While Hayashi used his mobile to ring his parents who had left the hospital late that night to catch some sleep but had asked for immediate notification when their grandchild had been born, River dialled Andreji’s number.



“Yes?” his lover answered.



“It’s a girl. Naoko,” River told him happily.



“I see,” was Andreji’s neutral answer.



Catching the hint, River voiced the true purpose of his call. “Can I join you, wherever you are?”



Monosyllabically Andreji named an address. “Take a cab; I will give you the money.”



Half an hour later, the cab stopped in an area that seemed distantly familiar to River. Since Andreji had taken his bag with him, he was forced to ring the bell next to the name that Andreji had given him. He felt the suspicious look of the driver on his back.

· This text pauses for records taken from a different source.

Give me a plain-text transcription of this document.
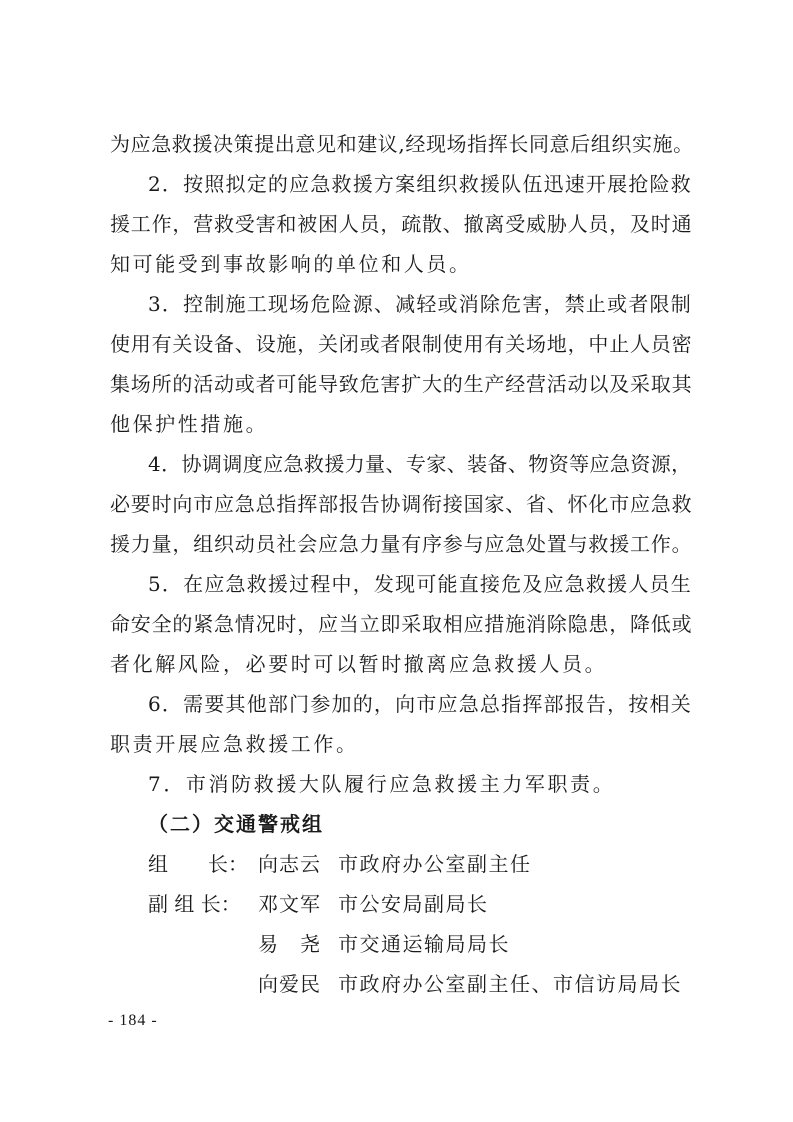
为应急救援决策提出意见和建议,经现场指挥长同意后组织实施。
2．按照拟定的应急救援方案组织救援队伍迅速开展抢险救
援工作，营救受害和被困人员，疏散、撤离受威胁人员，及时通
知可能受到事故影响的单位和人员。
3．控制施工现场危险源、减轻或消除危害，禁止或者限制
使用有关设备、设施，关闭或者限制使用有关场地，中止人员密
集场所的活动或者可能导致危害扩大的生产经营活动以及采取其
他保护性措施。
4．协调调度应急救援力量、专家、装备、物资等应急资源，
必要时向市应急总指挥部报告协调衔接国家、省、怀化市应急救
援力量，组织动员社会应急力量有序参与应急处置与救援工作。
5．在应急救援过程中，发现可能直接危及应急救援人员生
命安全的紧急情况时，应当立即采取相应措施消除隐患，降低或
者化解风险，必要时可以暂时撤离应急救援人员。
6．需要其他部门参加的，向市应急总指挥部报告，按相关
职责开展应急救援工作。
7．市消防救援大队履行应急救援主力军职责。
（二）交通警戒组
组　　长： 向志云 市政府办公室副主任
副 组 长： 邓文军 市公安局副局长
易　尧 市交通运输局局长
向爱民 市政府办公室副主任、市信访局局长
- 184 -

After a few moments, he knew exactly where he was as the clicking of pointed heels preceded a sexy lady. She smiled broadly at him and opened her arms widely to hug him, even though they had met only once before. “So good to see you. I knew you would come around eventually,” Emily said in a husk, male voice, referring to River’s tense relationship with Andreji when they first had met. She handed him the money to pay the cab, then they went up into the apartment.



“Make yourself at home,” Emily encouraged River when she opened the door. “I’ll slip off to work in a few minutes.”



The freshly turned uncle moved toward the bedroom. He knocked, entered then into the small space behind the door that was shielded from the rest of the room by a curtain, and then closed the door before he stepped into the room. He had not paid attention to this before, but if Emily went through such troubles as to modify her apartment to accommodate him, Andreji must be a quite regular visitor.



A moan of disgust greeted his entry. “Please go and take a shower before you get any closer to me.”



River stopped bemusedly and bent down to sniff at his clothes. Ew. “Right.” Baby smell. With regret he mused that his time with Eriko would probably have to be cut even shorter in the next years unless he found a way to handle the stench.